Originally posted by Smoke665 That's what I did with the previous non P-TTL compatible speedlight. Usually setting the exposure by 1-2 stops under then using the speedlight to raise the exposure. However, I had hoped the this flash being compatible would eliminate this step
When you add a flash into the mix in the auto modes the camera can choose shutter speed/aperture/AUTO-ISO/and flash to give an overall exposure. The trouble is that the camera in any of the auto modes will have a good attempt at getting the exposure "correct" and generally will,
for the whole scene. But it has no idea what your artistic intention is. You may want a dark background but the camera will say "oh no we need more exposure to light those bushes behind". So it will choose a slower shutter speed/wider aperture/higher ISO to achieve that, especially if those damned bushes are beyond the range of the flash.
Yes you can dial in compensation for the ambient-light part of the exposure, but you are simply handing control of the choices to the camera, which may or may not work to give you what you want from the scene.
Where you have ambient light plus fill flash, you have two separate exposures going on at the same time. ISO and aperture will affect both exposures. Shutter speed will affect ambient alone (ignore HSS for the moment). The flash exposure will affect any part of the scene that is within it's range.

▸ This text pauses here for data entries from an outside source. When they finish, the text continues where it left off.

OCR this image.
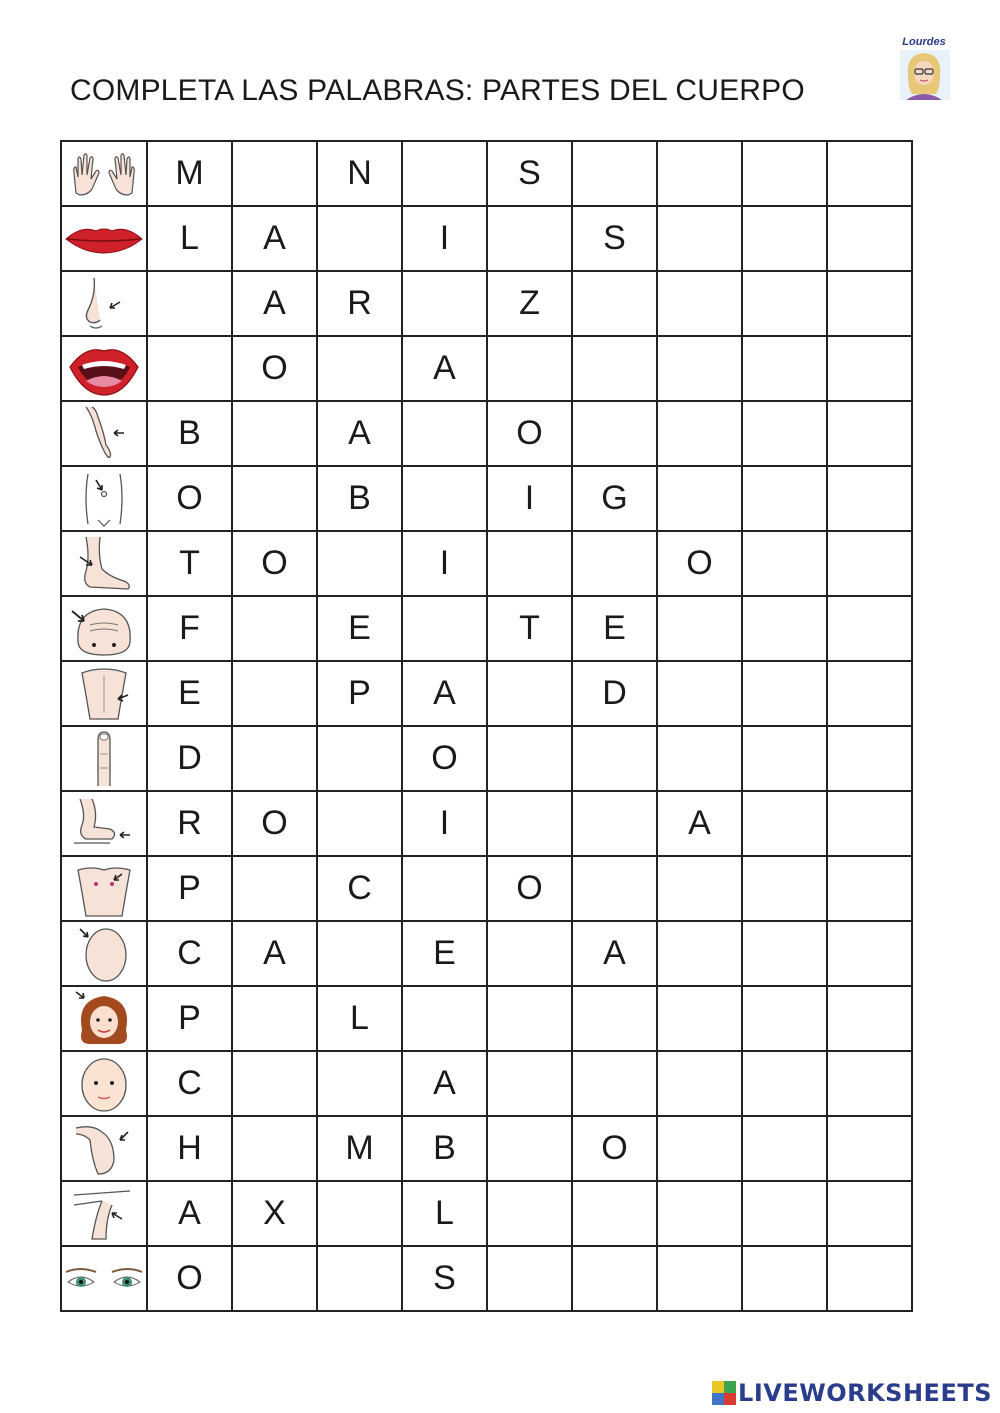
COMPLETA LAS PALABRAS: PARTES DEL CUERPO
Lourdes
	M		N		S				

	L	A		I		S			

		A	R		Z				

		O		A					

	B		A		O				

	O		B		I	G			

	T	O		I			O		

	F		E		T	E			

	E		P	A		D			

	D			O					

	R	O		I			A		

	P		C		O				

	C	A		E		A			

	P		L						

	C			A					

	H		M	B		O			

	A	X		L					

	O			S					
LIVEWORKSHEETS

The reason why I and others posting on this thread advise to use Manual exposure camera mode is that it gives you the greatest control. You can be sure that the chosen aperture is right for your subject, and that the ISO is the lowest that will work effectively. You then allow the camera and flash to use it's P-TTL magic to give you an exposure for your subject and can dial in compensation on the flash unit to fine tune it. I am guessing you know a lot of this already having used a similar technique with a non- P-TTL flash.